Na Ojczyzny łono

Mówi się, że wszędzie dobrze, ale w domu najlepiej. Co tu dużo nie mówić, jest to prawdziwe stwierdzenie, szalenie prawdziwe. Po czterech miesiącach poza ojczystą ziemią, poza domem, wracamy na zaledwie cztery dni. A wszystko po to, aby załatwić wszystko, albo prawie wszystko co da się załatwić ze ślubem i weselem. No i co najważniejsze, po to, aby spotkać się choć na krótko z rodzinami i przyjaciółmi.
Lecąc samolotem, dopiero drugi raz w życiu przyglądałem się uważnie zmieniającemu się krajobrazowi i nie mogłem uwierzyć, gdy w pewnym momencie rozpoznałem sylwetkę Skrzycznego oraz Szyndzielni z charakterystyczną Saharą. Byłem w szoku, bowiem oznaczało to, że lecimy gdzieś nad Tychami i niemalże na dłoni mamy zarówno Bielsko, jak i Buczkowice.

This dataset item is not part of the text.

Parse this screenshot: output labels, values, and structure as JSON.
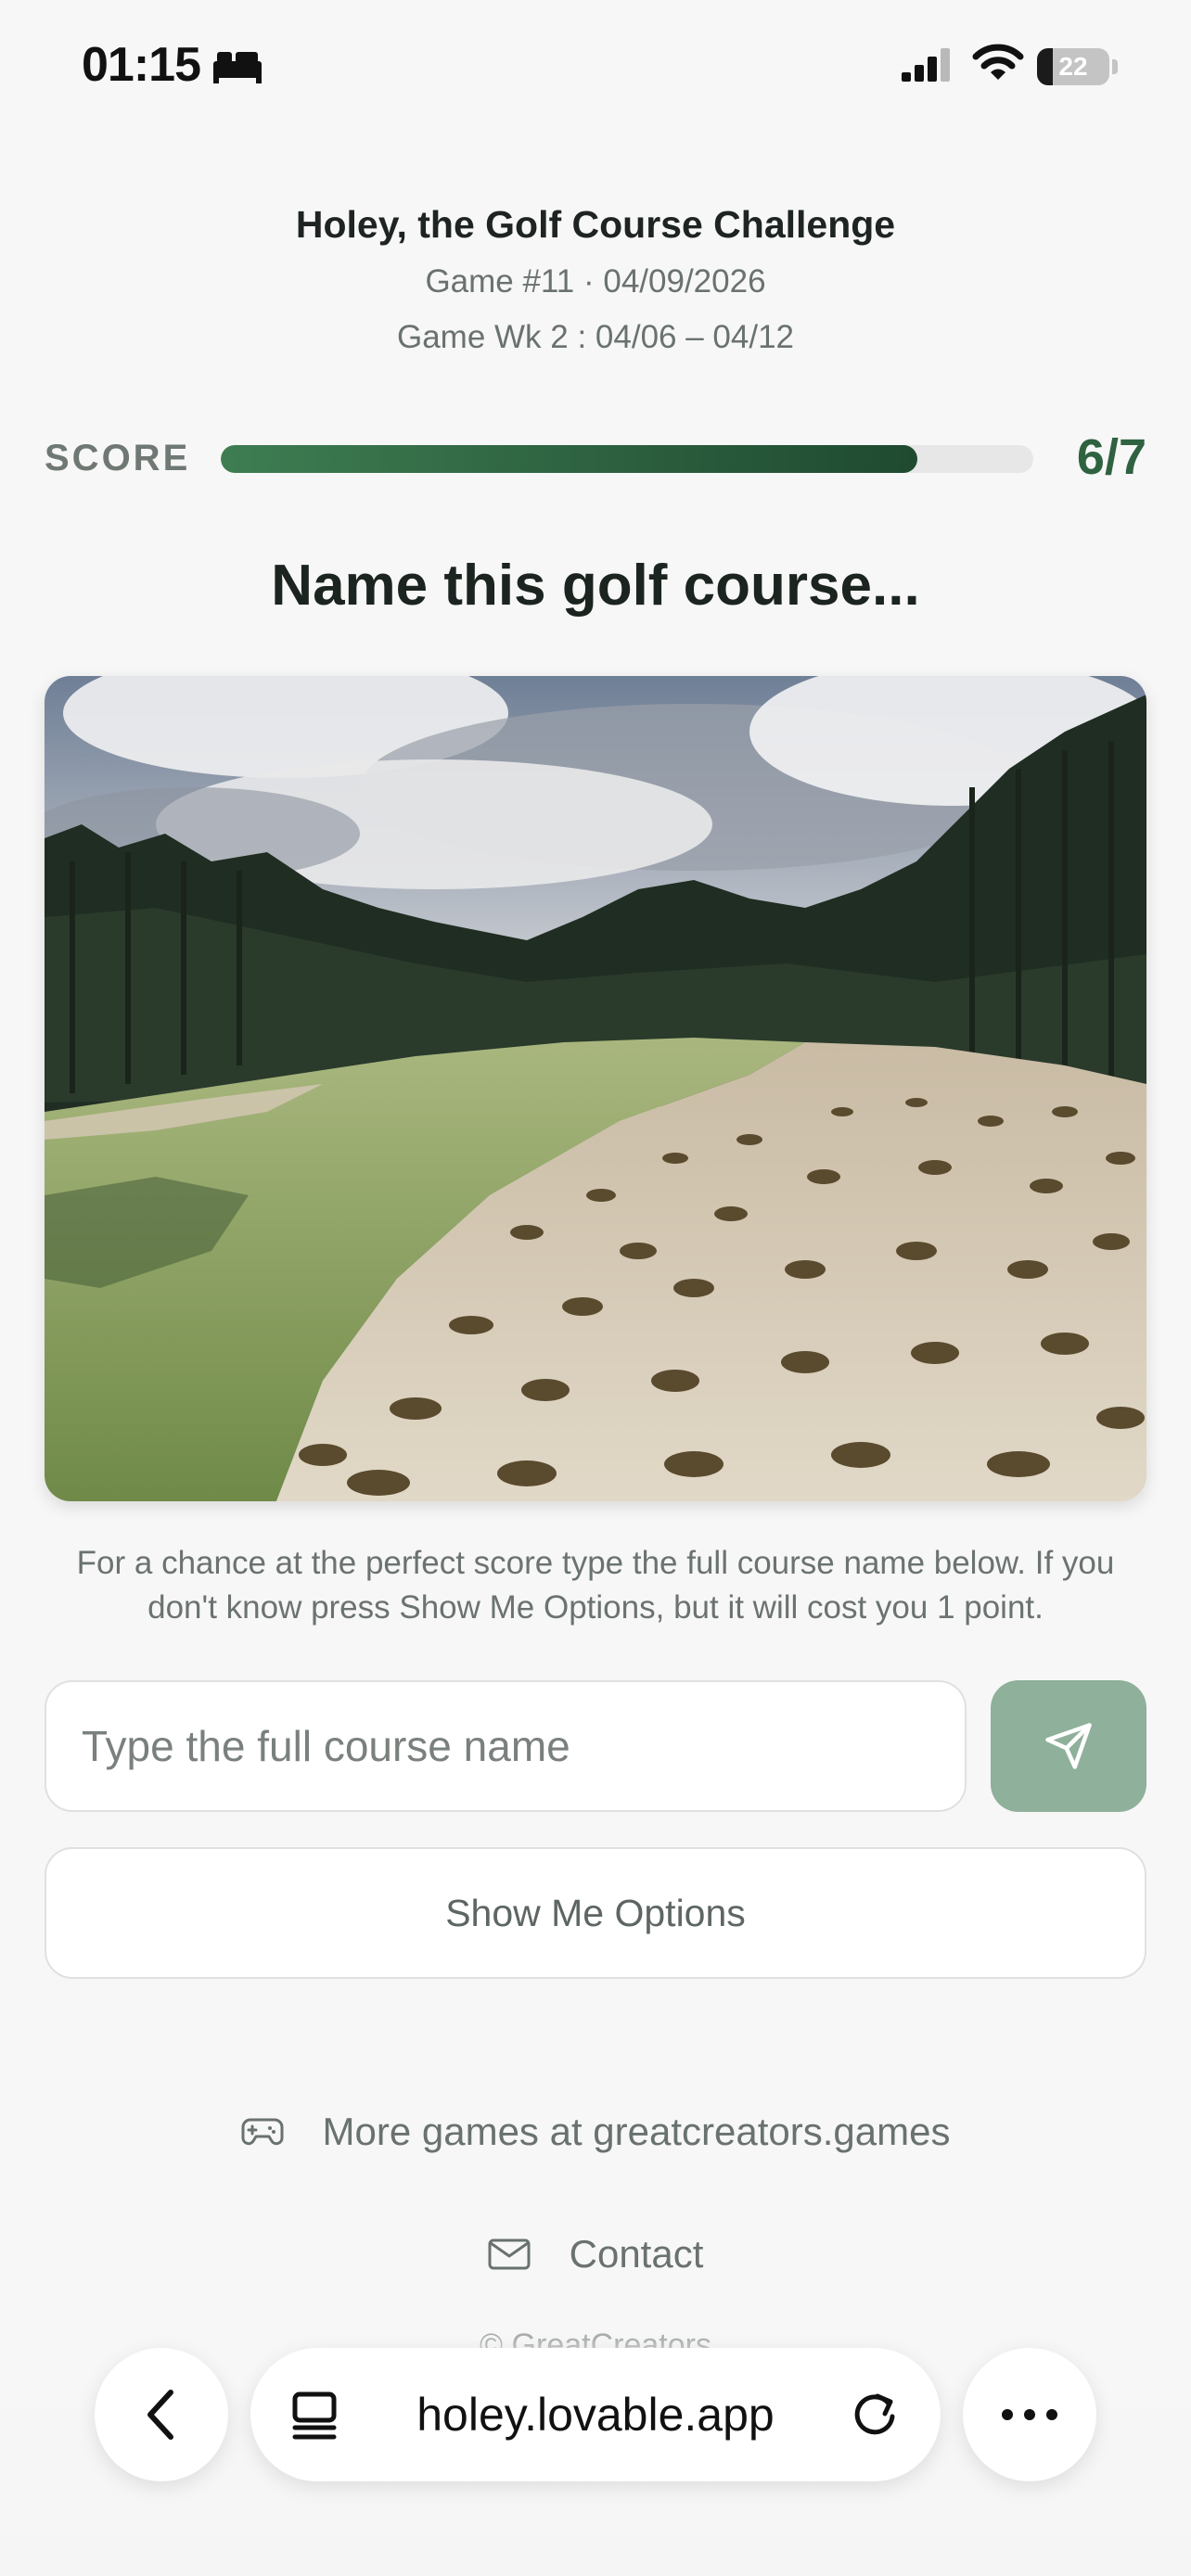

Pierwszy raz widziałem rodzinne strony z lotu ptaka. I niech nikt nie mówi, że zdolności topograficzne się nie przydają… A potem jeszcze udało nam się wypatrzyć Żar i Jezioro Żywieckie.
Z lotniska odebrała nas Janeczka, sprawiając nam tym ogromną przyjemność. Zawsze miło spotkać jakąś znajomą buźkę wkrótce po przylocie z daleka. Razem pojechaliśmy autobusem na dworzec PKS, skąd już sami z Moniczką udaliśmy się PKS’em do Bielska-Białej. Ciekawe, ale więcej czasu zajęło nam dostanie się z lotniska w Balicach do Bielska, niźli upłynęło od opuszczenia Chatteris do lądowania w Balicach.
W Bielsku odebrał nas tata Moniczki, który najpierw zawiózł Moniczkę na Karpackie, a potem nas oboje (Moniczka wpadła na chwilkę) do Buczkowic. I tym to sposobem mogliśmy spędzić z rodzicami późne popołudnie i wieczór.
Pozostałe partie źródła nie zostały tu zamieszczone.